Nous nous dispenserons de chercher fastidieusement, parmi les fragments d’Anacréon, des citations qui ne donneraient, en définitive, qu’une très-imparfaite idée de la manière du poëte et de sa tournure d’esprit. Il y a une ode au moins dont l’authenticité est incontestable. Elle a été conservée, non pas dans le manuscrit dont les autres sont tirées, mais dans l’ouvrage d’un des commentateurs d’Homère. C’est une allégorie qui a fourni à Horace plus d’un trait heureux. Elle est en petites strophes de quatre vers chacune, et analogues dans leurs éléments à la strophe d’Alcée ou à celle de Sappho : « Cavale de Thrace, pourquoi me jeter ce regard de travers, et me fuir impitoyablement, comme si je ne savais rien d’habile ? Eh bien ! apprends que je te mettrais le frein selon les règles, et que, les rênes en main, je te ferais tourner autour du but de la lice. Mais tu pais maintenant dans les prairies, et tu te joues en bonds légers ; car tu n’as pas un cavalier adroit, et qui s’y connaisse à dompter ta fougue. » Aulu-Gelle cite une des pièces qui se trouvent dans le recueil, comme l’ouvrage authentique d’Anacréon. C’est celle où le poëte s’adresse au ciseleur qui lui fait une coupe d’argent. Elle est dans le simple mètre si cher aux anacréontiques ; mais ce n’est pas une raison suffisante pour la leur attribuer. Elle n’est pas trop indigne d’ailleurs de celle qu’on vient de lire : « En ciselant cet argent, Héphestus, fais-moi, non point une armure (qu’y a-t-il entre les combats et moi ?), mais une coupe profonde : autant que tu peux, creuse-la. Représente-moi, sur cette coupe, non point les astres, ni le Chariot, ni le triste Orion (qu’ai-je affaire des Pléiades, qu’ai-je affaire de l’astre du Bouvier ?), mais des vignes verdoyantes, et des raisins qui rient, et des ménades qui vendangent. Fais-y aussi un pressoir à vin, et des figures d’or foulant la grappe, le beau Lyéus et avec lui l’Amour et Bathylle. »

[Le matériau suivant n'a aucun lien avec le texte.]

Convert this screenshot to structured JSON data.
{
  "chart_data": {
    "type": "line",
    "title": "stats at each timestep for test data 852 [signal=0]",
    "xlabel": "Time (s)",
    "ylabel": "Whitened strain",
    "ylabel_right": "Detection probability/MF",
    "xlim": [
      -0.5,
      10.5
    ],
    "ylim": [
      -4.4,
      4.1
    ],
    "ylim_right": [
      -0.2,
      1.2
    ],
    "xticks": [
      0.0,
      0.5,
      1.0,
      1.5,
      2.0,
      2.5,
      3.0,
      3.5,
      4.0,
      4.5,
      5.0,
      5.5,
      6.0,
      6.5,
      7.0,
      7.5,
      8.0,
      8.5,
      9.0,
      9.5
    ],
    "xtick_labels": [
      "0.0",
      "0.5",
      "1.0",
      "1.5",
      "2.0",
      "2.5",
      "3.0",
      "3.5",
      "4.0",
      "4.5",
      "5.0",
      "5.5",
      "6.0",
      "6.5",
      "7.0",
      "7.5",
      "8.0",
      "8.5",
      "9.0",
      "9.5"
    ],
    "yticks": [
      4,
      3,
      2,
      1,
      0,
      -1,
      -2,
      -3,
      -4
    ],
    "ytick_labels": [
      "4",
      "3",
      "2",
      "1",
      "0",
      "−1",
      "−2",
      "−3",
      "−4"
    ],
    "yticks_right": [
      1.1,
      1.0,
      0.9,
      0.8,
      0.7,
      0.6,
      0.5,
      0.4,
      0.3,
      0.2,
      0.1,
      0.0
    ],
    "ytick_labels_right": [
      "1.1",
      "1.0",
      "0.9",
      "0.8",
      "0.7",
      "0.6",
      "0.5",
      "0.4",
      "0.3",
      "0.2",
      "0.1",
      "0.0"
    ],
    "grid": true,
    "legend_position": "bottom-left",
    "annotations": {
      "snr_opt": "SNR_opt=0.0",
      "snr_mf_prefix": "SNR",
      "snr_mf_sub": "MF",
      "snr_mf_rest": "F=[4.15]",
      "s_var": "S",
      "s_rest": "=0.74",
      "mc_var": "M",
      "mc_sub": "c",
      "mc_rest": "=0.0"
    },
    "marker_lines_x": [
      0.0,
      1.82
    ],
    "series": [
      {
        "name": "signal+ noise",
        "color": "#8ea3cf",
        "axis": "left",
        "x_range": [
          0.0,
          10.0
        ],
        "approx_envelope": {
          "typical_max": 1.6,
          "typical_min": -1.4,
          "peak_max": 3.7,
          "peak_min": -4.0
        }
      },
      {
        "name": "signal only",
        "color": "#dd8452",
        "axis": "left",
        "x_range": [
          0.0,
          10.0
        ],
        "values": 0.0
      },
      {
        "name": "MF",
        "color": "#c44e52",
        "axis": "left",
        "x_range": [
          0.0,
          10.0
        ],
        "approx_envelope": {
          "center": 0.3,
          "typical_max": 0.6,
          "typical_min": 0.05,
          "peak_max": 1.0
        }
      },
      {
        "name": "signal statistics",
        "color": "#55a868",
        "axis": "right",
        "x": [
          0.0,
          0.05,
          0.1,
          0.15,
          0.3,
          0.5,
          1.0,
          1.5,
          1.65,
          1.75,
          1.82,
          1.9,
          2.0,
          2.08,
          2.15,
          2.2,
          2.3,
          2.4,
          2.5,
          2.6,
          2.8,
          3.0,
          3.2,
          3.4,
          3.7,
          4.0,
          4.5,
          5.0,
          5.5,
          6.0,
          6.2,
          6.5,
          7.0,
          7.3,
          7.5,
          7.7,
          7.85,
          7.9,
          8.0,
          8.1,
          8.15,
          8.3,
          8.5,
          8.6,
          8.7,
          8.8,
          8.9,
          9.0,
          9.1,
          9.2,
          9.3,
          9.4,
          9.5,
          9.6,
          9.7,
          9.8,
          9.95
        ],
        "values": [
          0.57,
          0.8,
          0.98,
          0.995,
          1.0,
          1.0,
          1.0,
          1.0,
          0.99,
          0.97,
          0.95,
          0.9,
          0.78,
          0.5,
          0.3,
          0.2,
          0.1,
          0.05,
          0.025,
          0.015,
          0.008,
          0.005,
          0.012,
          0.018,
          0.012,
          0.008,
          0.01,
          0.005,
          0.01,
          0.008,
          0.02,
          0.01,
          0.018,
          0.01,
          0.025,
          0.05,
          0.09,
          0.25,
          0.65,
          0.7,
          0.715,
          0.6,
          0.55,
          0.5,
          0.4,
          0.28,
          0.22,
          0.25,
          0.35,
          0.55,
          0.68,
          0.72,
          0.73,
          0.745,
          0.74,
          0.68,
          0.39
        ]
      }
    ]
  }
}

Le génie d’Anacréon, essentiellement tempéré, n’était pas né pour les grands sujets. Aussi ne les a-t-il jamais abordés. Même dans ceux où il s’est prudemment restreint, il a laissé à d’autres les élans de la passion et les troubles orageux de l’âme, bien plus curieux de ravir aux poëtes éoliens les secrets de leur art, que de rivaliser avec eux d’enthousiasme et de véhémence. La poésie d’Anacréon fut celle d’un homme heureux, ou du moins qui n’avait trouvé dans les misères de la vie qu’un assaisonnement à son bonheur.


Simonide de Céos.


Simonide de Céos forme avec Anacréon un frappant contraste. Ce qui le distingue surtout entre les poëtes antiques, c’est ce caractère de tristesse et de mélancolie dont la trace est si vive encore dans ce qui nous reste de lui. Simonide était un penseur, un moraliste profond, et, pour le temps où il vivait, un savant véritable. Il perfectionna l’alphabet grec, par l’invention des lettres doubles ξ, ψ et des voyelles longues η, ω. On lui attribuait également un système mnémonique fort en vogue dans l’antiquité. Quelques-uns des mots les plus fameux qui couraient sous le nom des sept sages étaient, selon certains auteurs, sortis de la bouche de Simonide. Plusieurs le comptaient parmi les philosophes ; les sophistes le considéraient comme un de leurs précurseurs ; et l’on disait en proverbe, chez les Grecs, modération de Simonide.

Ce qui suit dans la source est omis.